Return a dictionary mapping each unique value in x to its number of occurrences.

using StatsBase
a = countmap(y)

you can then access specific elements of this dictionary, e.g. a[-1] will tell you how many occurrences there are of -1

Or, if you wanted to then convert that dictionary to an Array, you could use:

b = hcat([[key, val] for (key, val) in a]...)'

Note: Thanks to @JeffBezanon for comments on correct method for filtering NaN values.

Answer 2

y=rand(1:10,20)
u=unique(y)
d=Dict([(i,count(x->x==i,y)) for i in u])
println("count for 10 is $(d[10])")

Answer 3

countmap is the best solution I've seen so far, but here's a written out version, which is only slightly slower. It only passes over the array once, so if you have many unique values, it is very efficient:

function countmemb1(y)
    d = Dict{Int, Int}()
    for val in y
        if isnan(val)
            continue
        end
        if val in keys(d)
            d[val] += 1
        else
            d[val] = 1
        end
    end
    return d
end

The solution in the accepted answer can be a bit faster if there are a very small number of unique values, but otherwise scales poorly.

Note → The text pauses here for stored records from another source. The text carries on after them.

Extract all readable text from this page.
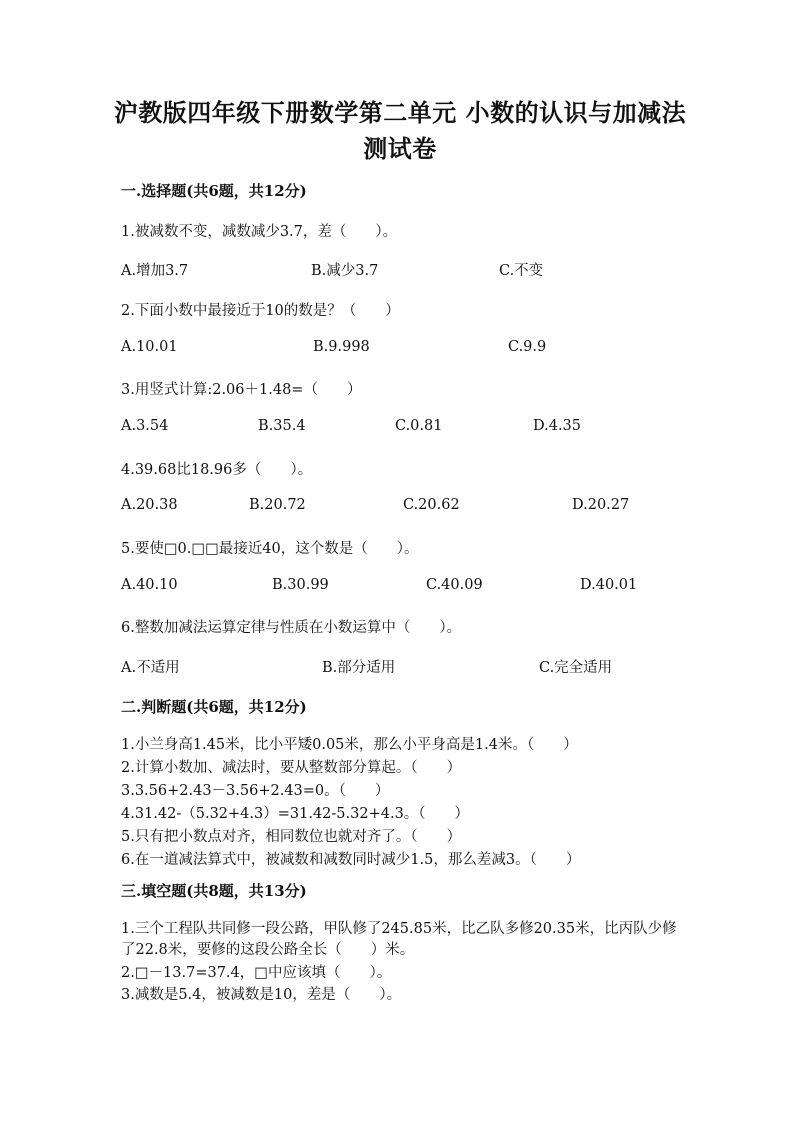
沪教版四年级下册数学第二单元 小数的认识与加减法 测试卷
一.选择题(共6题，共12分)
1.被减数不变，减数减少3.7，差（　　）。
A.增加3.7	B.减少3.7	C.不变
2.下面小数中最接近于10的数是？（　　）
A.10.01	B.9.998	C.9.9
3.用竖式计算:2.06＋1.48=（　　）
A.3.54	B.35.4	C.0.81	D.4.35
4.39.68比18.96多（　　）。
A.20.38	B.20.72	C.20.62	D.20.27
5.要使□0.□□最接近40，这个数是（　　）。
A.40.10	B.30.99	C.40.09	D.40.01
6.整数加减法运算定律与性质在小数运算中（　　）。
A.不适用	B.部分适用	C.完全适用
二.判断题(共6题，共12分)
1.小兰身高1.45米，比小平矮0.05米，那么小平身高是1.4米。（　　）
2.计算小数加、减法时，要从整数部分算起。（　　）
3.3.56+2.43－3.56+2.43=0。（　　）
4.31.42-（5.32+4.3）=31.42-5.32+4.3。（　　）
5.只有把小数点对齐，相同数位也就对齐了。（　　）
6.在一道减法算式中，被减数和减数同时减少1.5，那么差减3。（　　）
三.填空题(共8题，共13分)
1.三个工程队共同修一段公路，甲队修了245.85米，比乙队多修20.35米，比丙队少修了22.8米，要修的这段公路全长（　　）米。
2.□－13.7=37.4，□中应该填（　　）。
3.减数是5.4，被减数是10，差是（　　）。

Edit: Because I just couldn't leave well enough alone, here's a version that is more generic and also faster (countmap doesn't accept strings, sets or tuples, for example):

function countmemb(itr)
    d = Dict{eltype(itr), Int}()
    for val in itr
        if isa(val, Number) && isnan(val)
            continue
        end
        d[val] = get(d, val, 0) + 1
    end
    return d
end